Felix Helfenberger hat sich für den Anbau des Schwarzen Holunders der ertragreichen Zuchtsorte Haschberg entschieden, die sich durch grosse Dolden auszeichnet. Im Jahre 2011 haben die innovativen Landwirte Helfenberger und Frieden zusammen den Baumbestand nochmals aufgestockt, wiederum mit der Sorte Haschberg. Bereits zwei Jahre zuvor ist die Betriebsgemeinschaft mit dem Holunderanbau auf Bio-Produktion umgestiegen. Blattläuse und andere saugende Insekten schätzen den Pflanzensaft des Schwarzen Holunders sehr. Deshalb geht es ganz ohne Pflanzenschutzmittel auch im Biolandbau nicht.

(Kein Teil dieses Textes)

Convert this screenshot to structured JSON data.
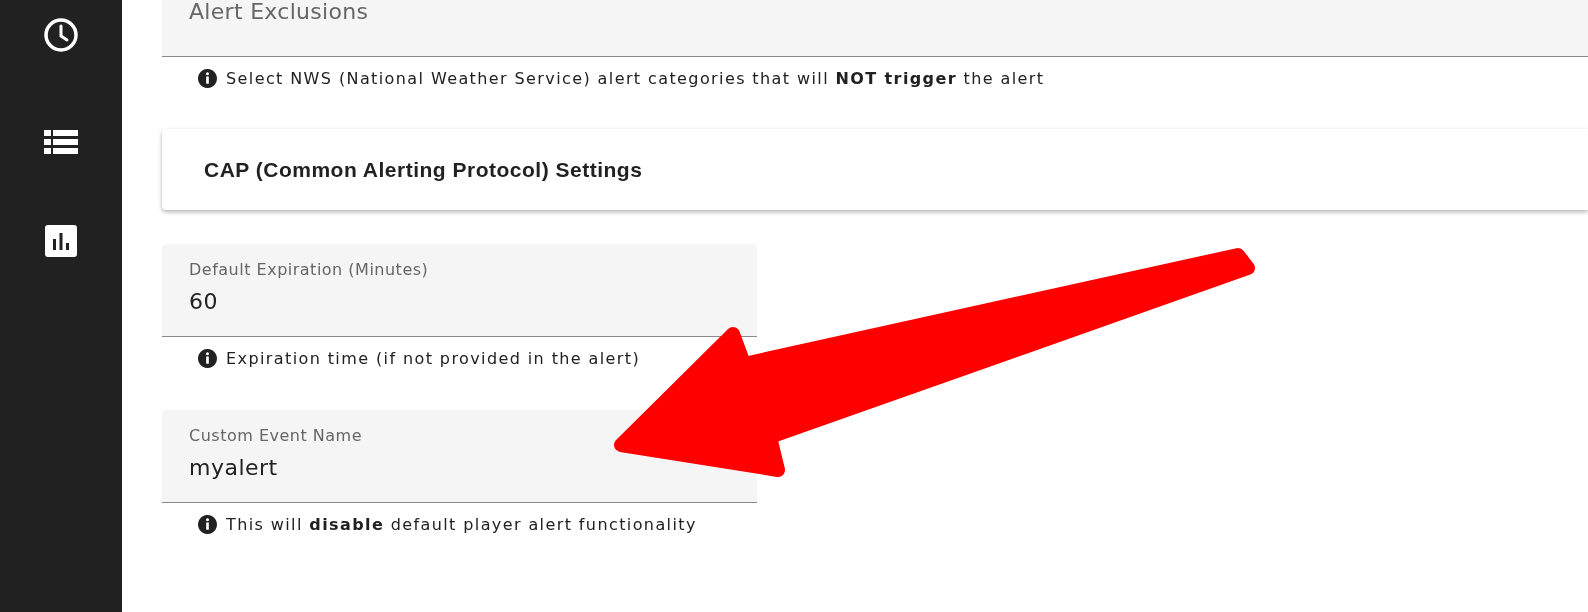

Felix Helfenberger setzt Neemöl zur natürlichen Schädlingsbekämpfung ein und spritzt die Holunderbäumchen in der Regel einmal im Frühjahr (etwa drei Wochen vor der Ernte). Neemöl, auch als Niem bekannt, ist ein ökologisches Mittel, das seit einiger Zeit unter anderem zur pflanzlichen Schädlingsbekämpfung eingesetzt wird. Das Öl wird aus Extrakten des Niembaumes, der in Indien und Pakistan heimisch ist, gewonnen. «In der Holunderplantage richten Wühlmäuse zum Teil erhebliche Schäden an, indem sie die Wurzeln anfressen», bedauert Felix Helfenberger. Da es sich beim Holunder um einen Flachwurzler handelt, könne er sich aber teilweise sogar nach Frassschäden wieder erholen und neue Wurzeln bilden. Für die Bienen sei der Holunder allerdings wenig interessant, da die vielen, kleinen Blüten keinen Nektar liefern. Im Obstbau wird der Holunder nicht als Strauch gezogen, sondern einstämmig als kleines Bäumchen.
Aroma und Wirkstoffgehalt
Jetzt im Juni sei der richtige Zeitpunkt, um die Blüten zu ernten – wenn Aroma und Wirkstoffgehalt am höchsten sind. Die Familien Helfenberger und Frieden sowie deren Helfer ernten jährlich etwa 4,5 Tonnen der elfenbeinweissen Blüten. Möglicherweise sei der Ertrag in diesem Jahr etwas kleiner, da es lange nass und kalt war. «Die Wärme hat gefehlt. Doch in den vergangenen Tagen konnte die Natur tüchtig aufholen», ergänzt der Landwirt. Geerntet wird in vier bis fünf Durchgängen.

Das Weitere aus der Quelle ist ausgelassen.